Law and order in space

Finland joined the ranks of spacefaring nations early this April when it sent its first satellite into space. International law is striving to create space rules between the countries.

As space technology develops and costs diminish, an increasing number of nations are becoming capable of entering space. However, the UN treaties on space hail from the 1960s and 70s, when the only spacefaring nations in the world in any real sense were the United States and the Soviet Union.  This year marks the 50th anniversary of the Outer Space Treaty.

 “The proliferation of new technologies and private space enterprises has meant more challenges for applying laws, and more agreements that regulate the behaviour of various institutions but that are not legally binding,” says Jenni Tapio, doctoral student of law.

The space community is growing

Different nations have different reasons for reaching for the stars, which means that drafting new governmental agreements or amending them can be very difficult. As small satellites have become more common, more countries have been able to join the ranks of spacefaring nations, including Finland. Many countries have drafted national space laws to reconcile their  international responsibilities with private operations in the nations’ geographical areas through appropriate and transparent permit and monitoring processes. 

We have created new Finnish terminology while drafting Finnish space law.

With such national legislation, countries can also improve the competitiveness of their space technology companies on the international market. This February, Finland began drafting its national space legislation, hoping to adopt it early next year.

 “Because we are drafting the Finnish space law, we have been able to create new Finnish terminology for the field. The more attractive that the legislation makes this field, the more likely it is that it will generate new investments and companies,” explains Tapio.

Space technology is part of our lives

Space technology influences our daily lives, as many smartphone applications use satellite services. Digitalisation and the Internet of Things will continue to increase the importance of space technology and the control of satellite frequencies. 

For decades, Finns have provided state-of-the-art technology for a variety of international projects, and competitive Finnish companies plan to take advantage of emerging space technology.

 “Finland has solid expertise and training in technology, but another significant asset that the Finnish business sector should exploit is the success of startups and the support they receive. The European Space Agency ESA intends to establish a space startup accelerator in Finland, which would let new companies in the field take advantage of ESA resources,” says Tapio.

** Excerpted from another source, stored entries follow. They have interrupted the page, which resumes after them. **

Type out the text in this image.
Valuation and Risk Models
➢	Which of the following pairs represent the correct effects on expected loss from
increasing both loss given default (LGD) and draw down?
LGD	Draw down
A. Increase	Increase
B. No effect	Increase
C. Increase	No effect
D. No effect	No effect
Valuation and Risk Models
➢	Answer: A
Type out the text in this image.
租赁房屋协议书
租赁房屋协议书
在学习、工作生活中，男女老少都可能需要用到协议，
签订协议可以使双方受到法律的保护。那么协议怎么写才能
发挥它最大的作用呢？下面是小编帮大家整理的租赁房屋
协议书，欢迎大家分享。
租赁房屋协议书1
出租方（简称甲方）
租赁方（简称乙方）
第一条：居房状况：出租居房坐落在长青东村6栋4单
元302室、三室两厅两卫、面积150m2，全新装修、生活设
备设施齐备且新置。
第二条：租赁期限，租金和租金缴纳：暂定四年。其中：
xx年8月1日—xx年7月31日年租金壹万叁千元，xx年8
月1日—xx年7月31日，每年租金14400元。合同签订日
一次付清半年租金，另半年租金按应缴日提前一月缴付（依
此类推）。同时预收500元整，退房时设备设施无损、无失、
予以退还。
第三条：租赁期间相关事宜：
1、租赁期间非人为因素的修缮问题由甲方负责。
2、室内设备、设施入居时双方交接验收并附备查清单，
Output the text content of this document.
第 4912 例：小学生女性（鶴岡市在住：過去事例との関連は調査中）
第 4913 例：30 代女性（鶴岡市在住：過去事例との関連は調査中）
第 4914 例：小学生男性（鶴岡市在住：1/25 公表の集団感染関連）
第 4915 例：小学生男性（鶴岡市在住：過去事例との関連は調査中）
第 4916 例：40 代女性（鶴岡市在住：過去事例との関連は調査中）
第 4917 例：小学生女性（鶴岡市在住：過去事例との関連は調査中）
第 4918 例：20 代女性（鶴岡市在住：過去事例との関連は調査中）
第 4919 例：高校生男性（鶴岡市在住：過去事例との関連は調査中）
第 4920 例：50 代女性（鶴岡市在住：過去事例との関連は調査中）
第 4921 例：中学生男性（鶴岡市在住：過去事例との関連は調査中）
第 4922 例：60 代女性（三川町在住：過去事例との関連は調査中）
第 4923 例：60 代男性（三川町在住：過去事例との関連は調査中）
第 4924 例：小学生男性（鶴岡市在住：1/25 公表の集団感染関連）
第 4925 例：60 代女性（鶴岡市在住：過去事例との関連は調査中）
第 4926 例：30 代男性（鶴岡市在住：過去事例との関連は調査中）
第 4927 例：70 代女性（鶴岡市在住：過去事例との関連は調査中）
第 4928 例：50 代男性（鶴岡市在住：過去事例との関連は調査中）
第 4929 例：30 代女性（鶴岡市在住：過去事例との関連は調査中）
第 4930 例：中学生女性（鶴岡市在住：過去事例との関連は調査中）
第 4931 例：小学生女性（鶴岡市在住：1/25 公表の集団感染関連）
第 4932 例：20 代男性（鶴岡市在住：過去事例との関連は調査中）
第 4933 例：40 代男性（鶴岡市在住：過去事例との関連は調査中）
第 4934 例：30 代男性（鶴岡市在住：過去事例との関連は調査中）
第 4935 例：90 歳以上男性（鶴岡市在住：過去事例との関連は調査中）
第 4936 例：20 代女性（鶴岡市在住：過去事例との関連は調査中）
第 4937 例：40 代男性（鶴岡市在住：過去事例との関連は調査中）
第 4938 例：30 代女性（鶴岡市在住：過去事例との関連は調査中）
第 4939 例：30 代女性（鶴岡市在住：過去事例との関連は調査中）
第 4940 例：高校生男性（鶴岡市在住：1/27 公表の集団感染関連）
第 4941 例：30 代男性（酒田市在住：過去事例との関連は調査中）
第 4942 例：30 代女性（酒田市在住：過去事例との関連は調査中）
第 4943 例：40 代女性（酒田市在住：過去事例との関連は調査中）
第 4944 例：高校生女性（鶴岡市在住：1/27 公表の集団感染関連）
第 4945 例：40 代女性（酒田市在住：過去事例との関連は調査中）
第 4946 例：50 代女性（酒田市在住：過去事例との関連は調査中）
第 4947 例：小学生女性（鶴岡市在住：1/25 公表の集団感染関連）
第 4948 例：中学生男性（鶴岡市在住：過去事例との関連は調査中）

Moot court competition for knowledge on space and international experience

Since autumn 2016, Jenni Tapio has coached the Finnish team for the international Manfred Lachs Space Law Moot Court competition. The University of Helsinki is hosting this year’s European Regional Round. 

 “Hosting the competition was an excellent opportunity to highlight the University of Helsinki’s international profile and expertise. In addition, students received information about space and cyber law during the academic year,” explains Tapio.

This year’s question for the moot court had to do with commercial exploitation of space resources, 3D printing as well as national responsibility for space damages. Moot court competitions improve students’ cooperation and organisation skills in addition to their understanding of their subject – and while accruing credits. Law student Laura Kuusela joined the competition to add a more practical component to her studies.

 “The competition is a good opportunity to practise my oral and written legal argumentation,” she states.